Upgrading a Quasar app to modern tooling

ESM, flat config, and 16 rules I had to turn off

Geschrieben von Timo Rieber am 15. Mai 2025

I kept postponing this. The cloudapps frontend runs on Quasar and had been on @quasar/app-vite v1 since we set it up. When v2 landed with ESM everywhere, ESLint 9 flat config, and TypeScript 5, I knew the upgrade would only get worse the longer I waited. So one evening I just started.

The easy parts

The upgrade guide is solid. Most of the migration is mechanical: bump @quasar/app-vite to ^2.0.0, add "type": "module" to package.json, convert config files from CommonJS to ESM.

The quasar.config.js change is representative. Before:

const { configure } = require("quasar/wrappers");

module.exports = configure(function (/* ctx */) {
  return {
    // ...
  };
});
Javascript

After:

import { defineConfig } from "#q-app/wrappers";

export default defineConfig(function (/* ctx */) {
  return {
    // ...
  };
});
Javascript

Same for postcss.config.js. The tsconfig.json went from thirteen lines of configuration to this:

{
  "extends": "./.quasar/tsconfig.json"
}
Json

Quasar now generates and manages the TypeScript config in .quasar. Less to maintain. All Vue single-file components, Quasar component imports, the router, Pinia stores - none of that needed any changes. The build output and deployment pipeline kept working as before.

ESLint flat config

This was the actual work. Everything else took maybe thirty minutes. The ESLint migration took the rest of the evening and a follow-up session the next day.

The old .eslintrc.js was 94 lines with root, extends, plugins, parserOptions, env, globals and rules as top-level keys. The new eslint.config.js uses an array of config objects composed from imported plugins. Quasar ships a pluginQuasar.configs.recommended() preset, and the Vue and TypeScript ecosystems each have their own flat config helpers now.

The result is structurally cleaner:

export default defineConfigWithVueTs(
  { ignores: [] },
  pluginQuasar.configs.recommended(),
  js.configs.recommended,
  pluginVue.configs["flat/essential"],
  vueTsConfigs.recommendedTypeChecked,
  {
    languageOptions: { /* globals, ecmaVersion, sourceType */ },
    rules: { /* project-specific overrides */ },
  },
);
Javascript

64 lines instead of 94, and most of the boilerplate is gone.
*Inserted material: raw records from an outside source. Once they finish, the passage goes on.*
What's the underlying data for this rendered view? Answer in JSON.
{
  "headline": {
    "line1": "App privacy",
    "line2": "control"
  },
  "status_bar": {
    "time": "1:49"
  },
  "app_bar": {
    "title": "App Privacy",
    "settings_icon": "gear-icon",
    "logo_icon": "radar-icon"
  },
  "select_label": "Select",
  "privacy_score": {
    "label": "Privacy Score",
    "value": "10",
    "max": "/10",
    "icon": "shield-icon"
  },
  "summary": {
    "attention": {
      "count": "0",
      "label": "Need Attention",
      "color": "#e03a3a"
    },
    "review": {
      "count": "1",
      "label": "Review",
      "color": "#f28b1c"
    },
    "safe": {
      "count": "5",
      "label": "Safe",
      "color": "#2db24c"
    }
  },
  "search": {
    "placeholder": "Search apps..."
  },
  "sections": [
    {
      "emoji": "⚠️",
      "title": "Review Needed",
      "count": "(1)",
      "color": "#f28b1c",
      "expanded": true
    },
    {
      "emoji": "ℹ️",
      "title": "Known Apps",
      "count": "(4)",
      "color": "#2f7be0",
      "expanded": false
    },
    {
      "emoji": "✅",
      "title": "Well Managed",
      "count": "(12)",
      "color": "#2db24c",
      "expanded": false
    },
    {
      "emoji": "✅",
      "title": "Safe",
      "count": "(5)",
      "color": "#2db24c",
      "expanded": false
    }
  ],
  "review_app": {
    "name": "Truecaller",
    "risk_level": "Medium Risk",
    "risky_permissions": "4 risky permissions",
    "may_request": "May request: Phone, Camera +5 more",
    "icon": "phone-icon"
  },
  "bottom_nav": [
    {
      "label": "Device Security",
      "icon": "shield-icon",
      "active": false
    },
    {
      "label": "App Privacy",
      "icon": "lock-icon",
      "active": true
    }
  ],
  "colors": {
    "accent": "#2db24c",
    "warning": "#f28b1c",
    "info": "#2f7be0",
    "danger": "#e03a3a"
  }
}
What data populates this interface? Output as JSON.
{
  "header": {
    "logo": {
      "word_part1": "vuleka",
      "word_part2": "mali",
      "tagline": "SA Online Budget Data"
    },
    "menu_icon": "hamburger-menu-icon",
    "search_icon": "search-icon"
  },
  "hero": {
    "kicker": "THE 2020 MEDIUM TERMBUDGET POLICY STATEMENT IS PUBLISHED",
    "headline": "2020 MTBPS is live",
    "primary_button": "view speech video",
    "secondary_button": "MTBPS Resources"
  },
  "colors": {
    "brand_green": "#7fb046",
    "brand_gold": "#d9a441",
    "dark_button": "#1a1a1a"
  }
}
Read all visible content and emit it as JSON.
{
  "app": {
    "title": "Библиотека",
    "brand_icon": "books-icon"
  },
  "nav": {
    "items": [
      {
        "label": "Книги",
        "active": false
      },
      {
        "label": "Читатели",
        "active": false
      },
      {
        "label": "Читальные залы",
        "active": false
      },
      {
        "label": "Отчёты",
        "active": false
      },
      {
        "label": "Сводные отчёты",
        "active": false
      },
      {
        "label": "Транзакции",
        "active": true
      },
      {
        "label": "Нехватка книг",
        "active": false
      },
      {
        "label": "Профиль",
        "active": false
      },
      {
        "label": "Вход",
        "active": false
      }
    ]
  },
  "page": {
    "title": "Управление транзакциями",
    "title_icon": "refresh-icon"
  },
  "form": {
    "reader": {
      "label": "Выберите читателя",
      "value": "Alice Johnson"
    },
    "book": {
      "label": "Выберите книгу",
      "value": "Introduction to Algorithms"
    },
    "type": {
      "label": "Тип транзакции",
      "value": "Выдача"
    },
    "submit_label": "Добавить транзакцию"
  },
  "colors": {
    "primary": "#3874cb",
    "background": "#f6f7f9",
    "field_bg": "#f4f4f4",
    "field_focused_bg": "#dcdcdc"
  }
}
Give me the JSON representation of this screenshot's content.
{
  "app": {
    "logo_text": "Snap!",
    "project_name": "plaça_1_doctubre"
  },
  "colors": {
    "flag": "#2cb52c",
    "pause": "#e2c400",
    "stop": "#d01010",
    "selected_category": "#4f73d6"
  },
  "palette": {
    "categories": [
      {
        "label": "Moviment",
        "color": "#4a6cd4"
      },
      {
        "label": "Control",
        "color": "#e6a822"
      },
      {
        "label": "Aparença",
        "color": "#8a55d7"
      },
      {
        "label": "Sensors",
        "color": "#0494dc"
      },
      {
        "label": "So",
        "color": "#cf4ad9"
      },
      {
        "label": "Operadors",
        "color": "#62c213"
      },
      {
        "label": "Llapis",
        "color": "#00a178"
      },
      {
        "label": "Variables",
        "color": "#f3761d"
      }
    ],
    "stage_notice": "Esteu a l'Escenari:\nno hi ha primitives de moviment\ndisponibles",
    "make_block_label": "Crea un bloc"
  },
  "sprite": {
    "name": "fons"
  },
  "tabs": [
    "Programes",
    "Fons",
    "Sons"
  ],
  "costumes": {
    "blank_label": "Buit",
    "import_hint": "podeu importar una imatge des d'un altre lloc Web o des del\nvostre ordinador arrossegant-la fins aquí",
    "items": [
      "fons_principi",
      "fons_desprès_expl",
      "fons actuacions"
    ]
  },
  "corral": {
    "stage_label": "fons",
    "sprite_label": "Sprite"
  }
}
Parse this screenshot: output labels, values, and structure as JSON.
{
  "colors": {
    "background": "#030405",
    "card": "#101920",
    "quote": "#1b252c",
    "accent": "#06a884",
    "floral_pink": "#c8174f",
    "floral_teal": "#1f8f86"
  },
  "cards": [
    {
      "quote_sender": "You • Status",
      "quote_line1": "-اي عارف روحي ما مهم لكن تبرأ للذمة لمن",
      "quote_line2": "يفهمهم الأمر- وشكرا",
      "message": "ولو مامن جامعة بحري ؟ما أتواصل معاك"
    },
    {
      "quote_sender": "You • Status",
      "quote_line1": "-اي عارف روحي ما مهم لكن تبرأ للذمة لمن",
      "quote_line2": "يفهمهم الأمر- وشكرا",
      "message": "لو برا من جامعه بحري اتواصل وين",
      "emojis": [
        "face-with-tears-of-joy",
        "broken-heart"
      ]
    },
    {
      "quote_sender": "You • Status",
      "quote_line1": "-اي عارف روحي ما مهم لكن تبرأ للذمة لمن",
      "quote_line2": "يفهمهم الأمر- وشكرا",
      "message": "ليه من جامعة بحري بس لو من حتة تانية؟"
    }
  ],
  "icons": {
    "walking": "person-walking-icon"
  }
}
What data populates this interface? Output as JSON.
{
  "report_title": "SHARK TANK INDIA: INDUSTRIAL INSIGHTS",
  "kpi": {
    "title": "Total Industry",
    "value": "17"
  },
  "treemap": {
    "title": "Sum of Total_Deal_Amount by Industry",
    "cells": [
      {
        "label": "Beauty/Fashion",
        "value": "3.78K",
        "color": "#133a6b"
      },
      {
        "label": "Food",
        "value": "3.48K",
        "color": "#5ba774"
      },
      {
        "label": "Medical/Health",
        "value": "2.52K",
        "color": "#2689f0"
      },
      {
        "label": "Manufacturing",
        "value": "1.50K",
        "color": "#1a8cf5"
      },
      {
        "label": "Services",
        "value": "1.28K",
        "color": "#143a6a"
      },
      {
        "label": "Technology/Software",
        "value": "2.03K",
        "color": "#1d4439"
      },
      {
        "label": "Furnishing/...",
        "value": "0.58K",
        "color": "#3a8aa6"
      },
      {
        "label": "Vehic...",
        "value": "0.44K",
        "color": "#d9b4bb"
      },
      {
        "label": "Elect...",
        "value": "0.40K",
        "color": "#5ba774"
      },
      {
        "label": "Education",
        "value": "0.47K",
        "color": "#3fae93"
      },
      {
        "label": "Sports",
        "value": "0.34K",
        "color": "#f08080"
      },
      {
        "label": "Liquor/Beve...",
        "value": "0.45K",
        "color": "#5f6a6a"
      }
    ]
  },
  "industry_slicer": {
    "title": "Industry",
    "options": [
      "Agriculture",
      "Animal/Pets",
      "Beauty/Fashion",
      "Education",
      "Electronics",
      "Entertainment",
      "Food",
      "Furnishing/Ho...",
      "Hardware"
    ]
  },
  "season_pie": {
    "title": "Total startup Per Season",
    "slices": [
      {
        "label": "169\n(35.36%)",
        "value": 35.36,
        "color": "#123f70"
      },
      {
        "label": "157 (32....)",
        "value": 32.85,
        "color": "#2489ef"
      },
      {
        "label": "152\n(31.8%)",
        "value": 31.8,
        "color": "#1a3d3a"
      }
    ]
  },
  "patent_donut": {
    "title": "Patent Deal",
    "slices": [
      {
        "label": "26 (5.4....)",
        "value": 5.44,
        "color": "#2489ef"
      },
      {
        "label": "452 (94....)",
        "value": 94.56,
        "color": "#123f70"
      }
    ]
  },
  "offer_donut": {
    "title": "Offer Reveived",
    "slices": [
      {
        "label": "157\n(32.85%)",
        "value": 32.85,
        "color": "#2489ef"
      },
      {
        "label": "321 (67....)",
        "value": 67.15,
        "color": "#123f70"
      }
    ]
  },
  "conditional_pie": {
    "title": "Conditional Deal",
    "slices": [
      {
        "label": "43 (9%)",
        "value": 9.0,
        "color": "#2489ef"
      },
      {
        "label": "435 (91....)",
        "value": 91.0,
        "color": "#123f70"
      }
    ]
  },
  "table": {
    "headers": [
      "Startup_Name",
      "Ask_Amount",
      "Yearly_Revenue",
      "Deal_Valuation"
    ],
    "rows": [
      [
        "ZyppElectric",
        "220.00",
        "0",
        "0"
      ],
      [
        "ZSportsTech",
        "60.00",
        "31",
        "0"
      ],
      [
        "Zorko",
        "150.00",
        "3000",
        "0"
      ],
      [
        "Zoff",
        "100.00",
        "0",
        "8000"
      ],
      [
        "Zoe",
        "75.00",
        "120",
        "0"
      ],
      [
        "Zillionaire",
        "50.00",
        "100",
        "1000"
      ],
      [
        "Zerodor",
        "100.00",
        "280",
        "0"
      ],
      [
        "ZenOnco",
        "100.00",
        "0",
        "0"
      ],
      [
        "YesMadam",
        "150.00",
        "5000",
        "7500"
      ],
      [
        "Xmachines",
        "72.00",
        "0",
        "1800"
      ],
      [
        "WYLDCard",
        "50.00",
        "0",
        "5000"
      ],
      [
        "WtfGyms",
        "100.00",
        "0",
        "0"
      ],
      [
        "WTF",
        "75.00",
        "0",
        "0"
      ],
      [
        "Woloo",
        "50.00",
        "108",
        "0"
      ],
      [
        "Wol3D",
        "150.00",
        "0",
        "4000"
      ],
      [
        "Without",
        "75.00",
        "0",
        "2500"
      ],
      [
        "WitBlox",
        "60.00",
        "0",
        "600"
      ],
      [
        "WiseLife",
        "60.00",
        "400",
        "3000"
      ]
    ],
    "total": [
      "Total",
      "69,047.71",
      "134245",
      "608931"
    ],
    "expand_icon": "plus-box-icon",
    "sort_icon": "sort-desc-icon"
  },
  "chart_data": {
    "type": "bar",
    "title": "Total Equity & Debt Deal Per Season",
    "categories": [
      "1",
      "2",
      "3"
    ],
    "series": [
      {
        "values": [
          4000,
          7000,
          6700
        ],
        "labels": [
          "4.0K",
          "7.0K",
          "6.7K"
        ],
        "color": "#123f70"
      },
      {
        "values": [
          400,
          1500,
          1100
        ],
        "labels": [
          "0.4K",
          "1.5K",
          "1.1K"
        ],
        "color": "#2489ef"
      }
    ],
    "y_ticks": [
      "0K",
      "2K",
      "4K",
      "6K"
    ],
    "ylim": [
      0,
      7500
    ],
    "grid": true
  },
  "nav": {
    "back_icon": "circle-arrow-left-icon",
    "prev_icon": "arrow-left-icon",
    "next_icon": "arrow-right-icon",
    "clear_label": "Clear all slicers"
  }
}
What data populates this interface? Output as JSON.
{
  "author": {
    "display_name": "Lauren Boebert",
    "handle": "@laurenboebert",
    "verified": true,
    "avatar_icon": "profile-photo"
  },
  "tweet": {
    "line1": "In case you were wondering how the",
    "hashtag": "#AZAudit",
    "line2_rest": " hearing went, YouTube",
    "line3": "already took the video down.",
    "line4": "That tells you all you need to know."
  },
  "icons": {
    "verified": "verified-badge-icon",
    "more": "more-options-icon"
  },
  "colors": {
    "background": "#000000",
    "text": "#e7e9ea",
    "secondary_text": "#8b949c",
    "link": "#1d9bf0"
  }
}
The problem was somewhere else.

I chose vueTsConfigs.recommendedTypeChecked because it was what the Quasar docs suggested. That preset enables full type-checked linting - much stricter than the plugin:@typescript-eslint/recommended we had before. Our codebase had been living with no-explicit-any and no-non-null-assertion turned off for a long time.

I ended up turning off 16 rules in a follow-up commit just to get it to pass:

rules: {
  "@typescript-eslint/no-explicit-any": "off",
  "@typescript-eslint/no-floating-promises": "off",
  "@typescript-eslint/no-misused-promises": "off",
  "@typescript-eslint/no-unused-vars": "off",
  "@typescript-eslint/require-await": "off",
  // ... and 11 more
}
Javascript

Not proud of that. The plan is to re-enable them one by one and fix the underlying code. But during a migration, getting the build green comes first.

The dependency pile

Beyond @quasar/app-vite itself, the upgrade pulled along eslint 8 to 9, typescript 4 to 5, prettier 2 to 3, vue-tsc 1 to 2, and eslint-plugin-vue 9 to 10. New additions: @eslint/js, @vue/eslint-config-prettier, @vue/eslint-config-typescript, globals. The .eslintignore file was deleted - ignores live inside the config now.

The main commit touched 10 files with 1518 insertions and 984 deletions. Most of that is yarn.lock. The only application code that changed was src/stores/index.ts (a Pinia type declaration got simplified) and a generated type file that was removed.

It took a couple of evening sessions spread over two days. @quasar/app-vite v1 used Vite all along, so the dev server was already fast - the point was staying current before ESLint 10 removes .eslintrc entirely.